My Sonoma Cabernet grapes come from the McGraw vineyard here in Glen Ellen and I buy them under a similar contract. While most of the vineyard is pruned with shoots coming up off a permanent vine arm (a cordon, thus cordon pruned), my block is set up where each spring a cane is left and tied down to become a temporary arm for that year (cane pruning). It requires much more expertise from the pruner, but the theory is that each vine can be individually tailored for its vigor. We set this up in 2003 when I first started to work with the McGraws as they were establishing their vineyard. While I can appreciate the science, a part of me wondered if Jim, the vineyard manager, was just showing off how skillful he and his crew was. After all, even I can quickly master the rules of cordon pruning when I count one bud, then 2 buds and cut. Pretty easy! Whatever Jim’s reason really was, sometimes the smart thing to do is have an expert and just let them do their job.

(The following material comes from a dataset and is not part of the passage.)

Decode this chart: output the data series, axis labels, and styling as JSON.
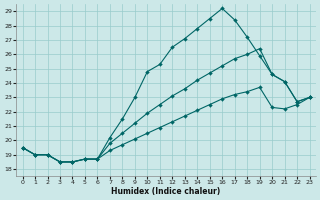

Although Jim has long since retired, my block is still pruned that way and I have to say he might have been right. The proof is in the grapes and wine and here I’ve started with the base Cabernet wine (6 barrels were kept as Cabernet and released as the vineyard designate wine in Spring) and the remainder blended with Estate Syrah to add a little more middle palate weight and balance the acidity to make this Cabernet Shiraz. It is ready to drink now or can age for up to 10 years.